All goes pretty well until a day when Eugene's forgetful uncle, Fred, who helps to run the credit union, misplaces an $8,000 deposit in the lobby of a bank run by the Bailey family's arch-nemesis, Mr. Pfefferhasen, who hates the credit union because it offers lower interest on loans. Spying the panicked uncle from inside his office, the evil Pfefferhasen sneaks into the lobby, steals the deposit, and calls the credit union examiner to report the theft—by Fred.

This, of course, is where things start to fall apart for Eugene, who pretty quickly is out getting drunk, starting fights with his friends Josh the cop and Tony the cab driver, and wishing he'd never been born. Luckily, God sends an angel named Ralph to intervene just as Eugene flings himself off the top of Mount Bedford. Through a series of flashbacks, Ralph shows Eugene how the lives of everyone around him would be different if he had never been born.

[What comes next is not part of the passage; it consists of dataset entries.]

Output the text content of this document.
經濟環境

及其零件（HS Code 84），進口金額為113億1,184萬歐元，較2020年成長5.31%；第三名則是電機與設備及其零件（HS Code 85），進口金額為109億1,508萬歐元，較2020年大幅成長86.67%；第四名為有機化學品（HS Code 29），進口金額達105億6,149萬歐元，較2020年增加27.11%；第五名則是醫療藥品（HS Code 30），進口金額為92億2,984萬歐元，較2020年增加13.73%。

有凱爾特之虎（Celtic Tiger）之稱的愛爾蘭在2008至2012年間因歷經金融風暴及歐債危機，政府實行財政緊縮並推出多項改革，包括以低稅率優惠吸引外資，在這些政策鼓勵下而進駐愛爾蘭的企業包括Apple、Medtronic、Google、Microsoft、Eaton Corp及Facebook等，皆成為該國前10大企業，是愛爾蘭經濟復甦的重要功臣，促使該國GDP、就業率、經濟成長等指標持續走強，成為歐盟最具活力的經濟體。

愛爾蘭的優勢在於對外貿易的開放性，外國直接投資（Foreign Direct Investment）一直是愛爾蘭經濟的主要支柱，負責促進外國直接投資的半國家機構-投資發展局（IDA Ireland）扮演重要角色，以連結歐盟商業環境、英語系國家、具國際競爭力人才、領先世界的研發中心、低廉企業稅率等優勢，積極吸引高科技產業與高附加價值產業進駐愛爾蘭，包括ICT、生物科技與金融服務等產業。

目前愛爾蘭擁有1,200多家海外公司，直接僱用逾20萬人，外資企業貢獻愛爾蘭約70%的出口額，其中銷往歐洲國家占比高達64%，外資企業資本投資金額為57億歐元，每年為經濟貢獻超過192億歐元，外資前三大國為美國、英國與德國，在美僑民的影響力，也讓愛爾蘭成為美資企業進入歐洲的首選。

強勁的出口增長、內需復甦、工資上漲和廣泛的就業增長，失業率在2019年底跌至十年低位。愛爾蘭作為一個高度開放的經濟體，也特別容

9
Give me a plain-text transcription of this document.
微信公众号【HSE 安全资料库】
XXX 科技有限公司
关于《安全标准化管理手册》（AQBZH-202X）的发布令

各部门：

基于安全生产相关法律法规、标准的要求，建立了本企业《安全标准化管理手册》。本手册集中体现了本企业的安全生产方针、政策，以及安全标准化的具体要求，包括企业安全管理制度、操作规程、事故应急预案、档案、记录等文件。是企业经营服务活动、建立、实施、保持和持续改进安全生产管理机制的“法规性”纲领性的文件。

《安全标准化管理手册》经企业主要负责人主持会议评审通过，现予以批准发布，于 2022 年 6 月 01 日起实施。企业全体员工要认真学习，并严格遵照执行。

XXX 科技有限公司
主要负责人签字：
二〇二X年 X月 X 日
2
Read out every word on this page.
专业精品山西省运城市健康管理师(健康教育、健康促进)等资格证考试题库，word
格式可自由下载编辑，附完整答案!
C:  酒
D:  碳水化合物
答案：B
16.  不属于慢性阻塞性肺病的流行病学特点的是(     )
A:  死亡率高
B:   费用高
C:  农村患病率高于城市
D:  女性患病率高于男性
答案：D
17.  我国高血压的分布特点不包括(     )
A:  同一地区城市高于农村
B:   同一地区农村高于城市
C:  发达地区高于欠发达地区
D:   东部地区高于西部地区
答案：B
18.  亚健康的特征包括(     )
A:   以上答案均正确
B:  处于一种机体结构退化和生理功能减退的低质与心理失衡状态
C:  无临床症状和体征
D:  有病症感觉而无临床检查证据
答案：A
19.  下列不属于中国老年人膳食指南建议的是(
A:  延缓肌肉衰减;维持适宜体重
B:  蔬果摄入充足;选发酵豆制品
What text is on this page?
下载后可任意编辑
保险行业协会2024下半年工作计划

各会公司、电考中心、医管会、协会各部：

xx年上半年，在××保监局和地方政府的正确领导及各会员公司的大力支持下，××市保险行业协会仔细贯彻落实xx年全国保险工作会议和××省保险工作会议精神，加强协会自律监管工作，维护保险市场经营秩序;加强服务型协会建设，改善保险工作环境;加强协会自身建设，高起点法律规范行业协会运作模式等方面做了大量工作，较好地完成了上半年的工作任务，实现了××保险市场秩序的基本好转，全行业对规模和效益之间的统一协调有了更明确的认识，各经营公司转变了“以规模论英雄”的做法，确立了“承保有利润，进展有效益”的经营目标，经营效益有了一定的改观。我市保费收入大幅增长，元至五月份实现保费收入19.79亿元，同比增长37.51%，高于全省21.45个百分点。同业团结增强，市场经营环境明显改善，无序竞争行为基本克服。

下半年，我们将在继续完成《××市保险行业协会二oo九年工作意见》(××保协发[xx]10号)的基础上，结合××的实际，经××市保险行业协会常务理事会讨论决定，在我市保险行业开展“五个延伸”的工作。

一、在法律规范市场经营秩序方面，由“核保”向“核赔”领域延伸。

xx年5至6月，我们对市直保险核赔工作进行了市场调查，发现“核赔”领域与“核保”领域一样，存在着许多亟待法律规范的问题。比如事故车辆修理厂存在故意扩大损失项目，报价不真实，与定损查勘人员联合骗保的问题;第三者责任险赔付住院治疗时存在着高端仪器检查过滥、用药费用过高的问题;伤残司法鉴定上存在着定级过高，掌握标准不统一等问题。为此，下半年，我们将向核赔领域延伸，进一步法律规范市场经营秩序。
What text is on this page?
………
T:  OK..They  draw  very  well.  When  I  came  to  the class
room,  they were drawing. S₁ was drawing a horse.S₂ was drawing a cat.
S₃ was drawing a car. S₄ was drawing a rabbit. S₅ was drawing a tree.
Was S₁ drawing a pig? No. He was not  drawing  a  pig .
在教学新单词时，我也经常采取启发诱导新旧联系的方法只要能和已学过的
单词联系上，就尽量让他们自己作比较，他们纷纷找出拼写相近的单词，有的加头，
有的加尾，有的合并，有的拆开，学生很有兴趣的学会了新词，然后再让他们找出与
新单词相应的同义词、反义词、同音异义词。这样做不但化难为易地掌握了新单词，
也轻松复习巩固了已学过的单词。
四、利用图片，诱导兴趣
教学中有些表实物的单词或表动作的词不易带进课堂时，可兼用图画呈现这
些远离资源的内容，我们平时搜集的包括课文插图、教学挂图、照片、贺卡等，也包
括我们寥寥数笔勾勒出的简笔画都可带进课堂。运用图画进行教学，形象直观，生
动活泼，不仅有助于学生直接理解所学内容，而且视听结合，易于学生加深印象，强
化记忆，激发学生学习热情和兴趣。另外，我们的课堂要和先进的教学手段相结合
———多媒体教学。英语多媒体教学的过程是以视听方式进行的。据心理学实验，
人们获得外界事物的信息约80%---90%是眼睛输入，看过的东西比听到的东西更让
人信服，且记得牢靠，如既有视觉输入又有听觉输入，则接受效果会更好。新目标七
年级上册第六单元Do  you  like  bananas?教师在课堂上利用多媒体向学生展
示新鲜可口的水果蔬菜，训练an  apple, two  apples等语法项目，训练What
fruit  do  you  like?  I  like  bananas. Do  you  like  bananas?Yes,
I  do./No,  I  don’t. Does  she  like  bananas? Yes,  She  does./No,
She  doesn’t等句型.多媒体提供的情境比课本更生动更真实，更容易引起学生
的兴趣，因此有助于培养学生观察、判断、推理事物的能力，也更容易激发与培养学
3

This is especially true for Eugene's childhood employer, Zlotnik the pharmacist, who would have accidentally poisoned a customer if Eugene hadn't double-checked the label, and for Spike Bailey, Eugene's little brother, who would have drowned during a winter sledding accident without his older brother to save him.

The story comes to a rousing happy ending with Ralph persuading Eugene to live, Eugene running down Main Street and shouting out "Merry Christmas, Local Citizens Credit Union" and festive greetings to Josh and Tony, then singing New Year's carols with Gertrude and the kids as everyone in town comes to give him money. Even his former high school competitor for Gertrude's affections, the wealthy industrialist Herb Wainscot, wires $25,000 over to Eugene's credit union.

Mr. Pfefferhasen is never charged for stealing the credit union's deposit, nor does he repent and give the money back, because the six screenwriters couldn't find a way to work that in. But since he's cleverly named for a stewed rabbit, viewers will understand that he's cooked no matter what.